Compte tenu d’un investissement sans précédent dans le renouvellement de sa flotte, les navires battant pavillon canadien de la CCM peuvent transporter en moyenne une tonne de marchandises et parcourir la distance incroyable de 360 kilomètres avec un litre de carburant. Une analyse récente réalisée par le groupe de la recherche et du trafic a démontré que grâce à ce rendement énergétique, si les trains et les camions étaient en mesure de transporter la même quantité de marchandises sur la même distance que la flotte de la CCM, les émissions de GES augmenteraient de 31 % dans le cas des trains et de 558 % dans le cas des camions.

Progrès réalisés au niveau de la réduction des émissions de GES des navires

Au Canada, dans le plus récent inventaire fédéral des émissions publié en 2020 à partir des données de 2018, on précise que le secteur de la navigation en eaux intérieures au pays est responsable d’à peine 0,55 % des émissions de COpour l’ensemble du pays.
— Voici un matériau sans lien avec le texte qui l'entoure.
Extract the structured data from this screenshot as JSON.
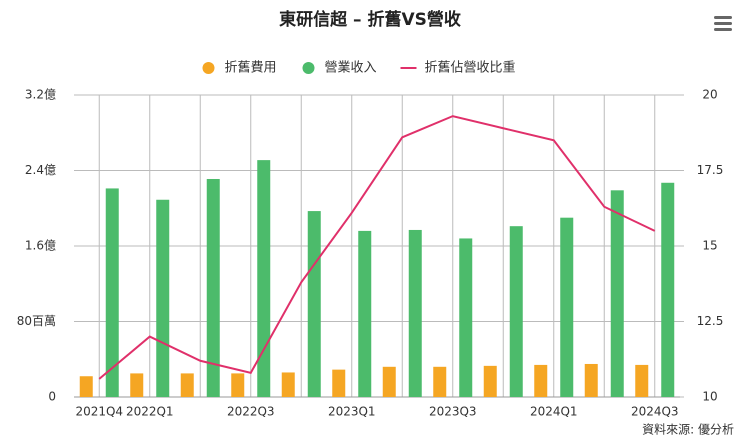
{
  "chart_data": {
    "type": "bar",
    "title": "東研信超 – 折舊VS營收",
    "source": "資料來源: 優分析",
    "categories": [
      "2021Q4",
      "2022Q1",
      null,
      "2022Q3",
      null,
      "2023Q1",
      null,
      "2023Q3",
      null,
      "2024Q1",
      null,
      "2024Q3"
    ],
    "series": [
      {
        "name": "折舊費用",
        "color": "#f5a623",
        "type": "bar",
        "values": [
          22,
          25,
          25,
          25,
          26,
          29,
          32,
          32,
          33,
          34,
          35,
          34
        ]
      },
      {
        "name": "營業收入",
        "color": "#4cbb6b",
        "type": "bar",
        "values": [
          221,
          209,
          231,
          251,
          197,
          176,
          177,
          168,
          181,
          190,
          219,
          227
        ]
      },
      {
        "name": "折舊佔營收比重",
        "color": "#e0306a",
        "type": "line",
        "axis": "y2",
        "values": [
          10.6,
          12.0,
          11.2,
          10.8,
          13.8,
          16.1,
          18.6,
          19.3,
          18.9,
          18.5,
          16.3,
          15.5
        ]
      }
    ],
    "ylim": [
      0,
      320
    ],
    "yticks": [
      0,
      {
        "value": 80,
        "label": "80百萬"
      },
      {
        "value": 160,
        "label": "1.6億"
      },
      {
        "value": 240,
        "label": "2.4億"
      },
      {
        "value": 320,
        "label": "3.2億"
      }
    ],
    "y2lim": [
      10,
      20
    ],
    "y2ticks": [
      10,
      12.5,
      15,
      17.5,
      20
    ],
    "grid": true
  }
}
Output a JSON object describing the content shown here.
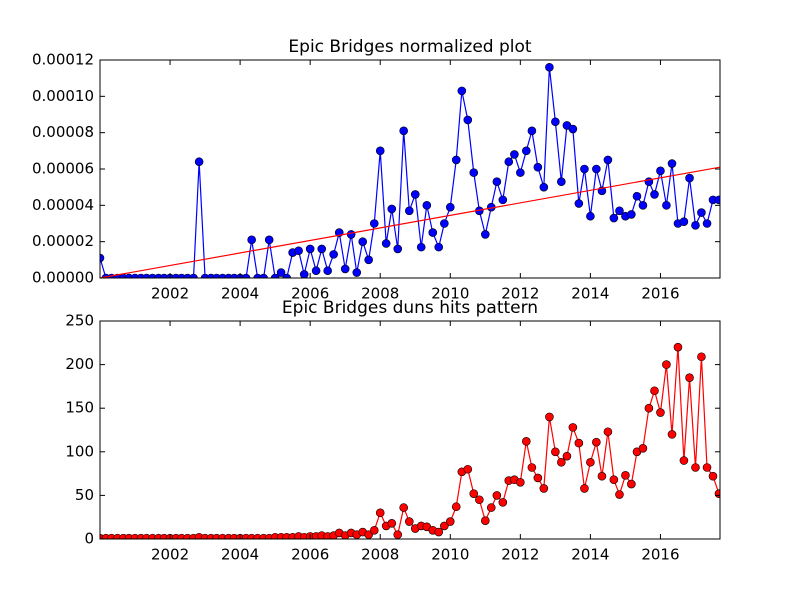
{
  "chart_data": [
    {
      "type": "line",
      "title": "Epic Bridges normalized plot",
      "x": [
        2000,
        2000.17,
        2000.33,
        2000.5,
        2000.67,
        2000.83,
        2001,
        2001.17,
        2001.33,
        2001.5,
        2001.67,
        2001.83,
        2002,
        2002.17,
        2002.33,
        2002.5,
        2002.67,
        2002.83,
        2003,
        2003.17,
        2003.33,
        2003.5,
        2003.67,
        2003.83,
        2004,
        2004.17,
        2004.33,
        2004.5,
        2004.67,
        2004.83,
        2005,
        2005.17,
        2005.33,
        2005.5,
        2005.67,
        2005.83,
        2006,
        2006.17,
        2006.33,
        2006.5,
        2006.67,
        2006.83,
        2007,
        2007.17,
        2007.33,
        2007.5,
        2007.67,
        2007.83,
        2008,
        2008.17,
        2008.33,
        2008.5,
        2008.67,
        2008.83,
        2009,
        2009.17,
        2009.33,
        2009.5,
        2009.67,
        2009.83,
        2010,
        2010.17,
        2010.33,
        2010.5,
        2010.67,
        2010.83,
        2011,
        2011.17,
        2011.33,
        2011.5,
        2011.67,
        2011.83,
        2012,
        2012.17,
        2012.33,
        2012.5,
        2012.67,
        2012.83,
        2013,
        2013.17,
        2013.33,
        2013.5,
        2013.67,
        2013.83,
        2014,
        2014.17,
        2014.33,
        2014.5,
        2014.67,
        2014.83,
        2015,
        2015.17,
        2015.33,
        2015.5,
        2015.67,
        2015.83,
        2016,
        2016.17,
        2016.33,
        2016.5,
        2016.67,
        2016.83,
        2017,
        2017.17,
        2017.33,
        2017.5,
        2017.67
      ],
      "series": [
        {
          "color": "#0000ff",
          "values": [
            1.1e-05,
            0,
            0,
            0,
            0,
            0,
            0,
            0,
            0,
            0,
            0,
            0,
            0,
            0,
            0,
            0,
            0,
            6.4e-05,
            0,
            0,
            0,
            0,
            0,
            0,
            0,
            0,
            2.1e-05,
            0,
            0,
            2.1e-05,
            0,
            3e-06,
            0,
            1.4e-05,
            1.5e-05,
            2e-06,
            1.6e-05,
            4e-06,
            1.6e-05,
            4e-06,
            1.3e-05,
            2.5e-05,
            5e-06,
            2.4e-05,
            3e-06,
            2e-05,
            1e-05,
            3e-05,
            7e-05,
            1.9e-05,
            3.8e-05,
            1.6e-05,
            8.1e-05,
            3.7e-05,
            4.6e-05,
            1.7e-05,
            4e-05,
            2.5e-05,
            1.7e-05,
            3e-05,
            3.9e-05,
            6.5e-05,
            0.000103,
            8.7e-05,
            5.8e-05,
            3.7e-05,
            2.4e-05,
            3.9e-05,
            5.3e-05,
            4.3e-05,
            6.4e-05,
            6.8e-05,
            5.8e-05,
            7e-05,
            8.1e-05,
            6.1e-05,
            5e-05,
            0.000116,
            8.6e-05,
            5.3e-05,
            8.4e-05,
            8.2e-05,
            4.1e-05,
            6e-05,
            3.4e-05,
            6e-05,
            4.8e-05,
            6.5e-05,
            3.3e-05,
            3.7e-05,
            3.4e-05,
            3.5e-05,
            4.5e-05,
            4e-05,
            5.3e-05,
            4.6e-05,
            5.9e-05,
            4e-05,
            6.3e-05,
            3e-05,
            3.1e-05,
            5.5e-05,
            2.9e-05,
            3.6e-05,
            3e-05,
            4.3e-05,
            4.3e-05
          ]
        }
      ],
      "trend": {
        "color": "#ff0000",
        "x": [
          2000,
          2017.7
        ],
        "values": [
          0,
          6.1e-05
        ]
      },
      "xlim": [
        2000,
        2017.7
      ],
      "xticks": [
        2002,
        2004,
        2006,
        2008,
        2010,
        2012,
        2014,
        2016
      ],
      "ylim": [
        0,
        0.00012
      ],
      "yticks": [
        {
          "value": 0,
          "label": "0.00000"
        },
        {
          "value": 2e-05,
          "label": "0.00002"
        },
        {
          "value": 4e-05,
          "label": "0.00004"
        },
        {
          "value": 6e-05,
          "label": "0.00006"
        },
        {
          "value": 8e-05,
          "label": "0.00008"
        },
        {
          "value": 0.0001,
          "label": "0.00010"
        },
        {
          "value": 0.00012,
          "label": "0.00012"
        }
      ]
    },
    {
      "type": "line",
      "title": "Epic Bridges duns hits pattern",
      "x": [
        2000,
        2000.17,
        2000.33,
        2000.5,
        2000.67,
        2000.83,
        2001,
        2001.17,
        2001.33,
        2001.5,
        2001.67,
        2001.83,
        2002,
        2002.17,
        2002.33,
        2002.5,
        2002.67,
        2002.83,
        2003,
        2003.17,
        2003.33,
        2003.5,
        2003.67,
        2003.83,
        2004,
        2004.17,
        2004.33,
        2004.5,
        2004.67,
        2004.83,
        2005,
        2005.17,
        2005.33,
        2005.5,
        2005.67,
        2005.83,
        2006,
        2006.17,
        2006.33,
        2006.5,
        2006.67,
        2006.83,
        2007,
        2007.17,
        2007.33,
        2007.5,
        2007.67,
        2007.83,
        2008,
        2008.17,
        2008.33,
        2008.5,
        2008.67,
        2008.83,
        2009,
        2009.17,
        2009.33,
        2009.5,
        2009.67,
        2009.83,
        2010,
        2010.17,
        2010.33,
        2010.5,
        2010.67,
        2010.83,
        2011,
        2011.17,
        2011.33,
        2011.5,
        2011.67,
        2011.83,
        2012,
        2012.17,
        2012.33,
        2012.5,
        2012.67,
        2012.83,
        2013,
        2013.17,
        2013.33,
        2013.5,
        2013.67,
        2013.83,
        2014,
        2014.17,
        2014.33,
        2014.5,
        2014.67,
        2014.83,
        2015,
        2015.17,
        2015.33,
        2015.5,
        2015.67,
        2015.83,
        2016,
        2016.17,
        2016.33,
        2016.5,
        2016.67,
        2016.83,
        2017,
        2017.17,
        2017.33,
        2017.5,
        2017.67
      ],
      "series": [
        {
          "color": "#ff0000",
          "values": [
            1,
            1,
            1,
            1,
            1,
            1,
            1,
            1,
            1,
            1,
            1,
            1,
            1,
            1,
            1,
            1,
            1,
            2,
            1,
            1,
            1,
            1,
            1,
            1,
            1,
            1,
            1,
            1,
            1,
            1,
            2,
            2,
            2,
            2,
            3,
            2,
            3,
            3,
            4,
            3,
            4,
            7,
            4,
            7,
            5,
            8,
            5,
            10,
            30,
            15,
            18,
            5,
            36,
            20,
            12,
            15,
            14,
            10,
            8,
            15,
            20,
            37,
            77,
            80,
            52,
            45,
            21,
            36,
            50,
            42,
            67,
            68,
            65,
            112,
            82,
            70,
            58,
            140,
            100,
            88,
            95,
            128,
            110,
            58,
            88,
            111,
            72,
            123,
            68,
            51,
            73,
            63,
            100,
            104,
            150,
            170,
            145,
            200,
            120,
            220,
            90,
            185,
            82,
            209,
            82,
            72,
            52
          ]
        }
      ],
      "xlim": [
        2000,
        2017.7
      ],
      "xticks": [
        2002,
        2004,
        2006,
        2008,
        2010,
        2012,
        2014,
        2016
      ],
      "ylim": [
        0,
        250
      ],
      "yticks": [
        0,
        50,
        100,
        150,
        200,
        250
      ]
    }
  ]
}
Le secteur de la navigation en eaux intérieures, tel qu’on le définit dans l’inventaire, comprend les navires de pêche, les traversiers, les navires militaires et ceux de la Garde côtière, ainsi que les cargos.

La flotte des membres de la CCM, qui comprend des vraquiers, des pétroliers et des remorqueurs-barges articulés, était responsable de 19 % des émissions du secteur de la navigation en eaux intérieures en 2017.

Grâce à ses efforts collectifs, les armateurs de la CCM ont réduit leurs émissions totales de carbone de 183 000 tonnes, soit 19 %, entre 2008 et 2017 (la dernière année pour laquelle on dispose de données).

Essai de nouveaux équipements et de carburants qui produisent moins de carbone

Nos armateurs canadiens, qui sont généralement des commerçants uniques et rapides à courte distance, sont déterminés à réduire encore davantage leur empreinte de carbone, de sorte qu’ils ont adopté différentes mesures, incluant :

  • Renouvellement continu de la flotte
  • Participation au programme d’amélioration de l’environnement de l’Alliance verte
  • Réalisation d’audits énergétiques et surveillance du carburant pour adopter des mesures efficaces sur le plan opérationnel
  • Installation de nouveaux équipements
  • Adoption de carburants qui produisent moins de carbone

Les objectifs de réduction des GES à plus long terme

Pour atteindre les objectifs de réduction des GES à plus long terme, on devra cependant procéder à des investissements considérables dans la recherche et le développement, ainsi que dans le déploiement de nouvelles technologies et de nouveaux systèmes de propulsion sans carbone, comme l’hydrogène et l’ammoniac verts, les piles à combustible, les batteries et les carburants synthétiques produits à partir de sources d’énergie renouvelable.

Dans cet ordre d’idées, le Chambre appuie la proposition globale de l’industrie du transport maritime qui consiste pour l’OMI à créer un Fonds sur la recherche maritime internationale auquel l’industrie contribuera et qui devrait procurer la somme de 5 milliards de dollars pour soutenir la recherche et le développement de ces technologies.

La Chambre continuera d’unir ses efforts à ceux de la communauté du transport maritime international et du gouvernement canadien pour favoriser des solutions qui seront efficaces afin de permettre à l’industrie d’atteindre les grands objectifs auxquels s’attendent les Canadiens.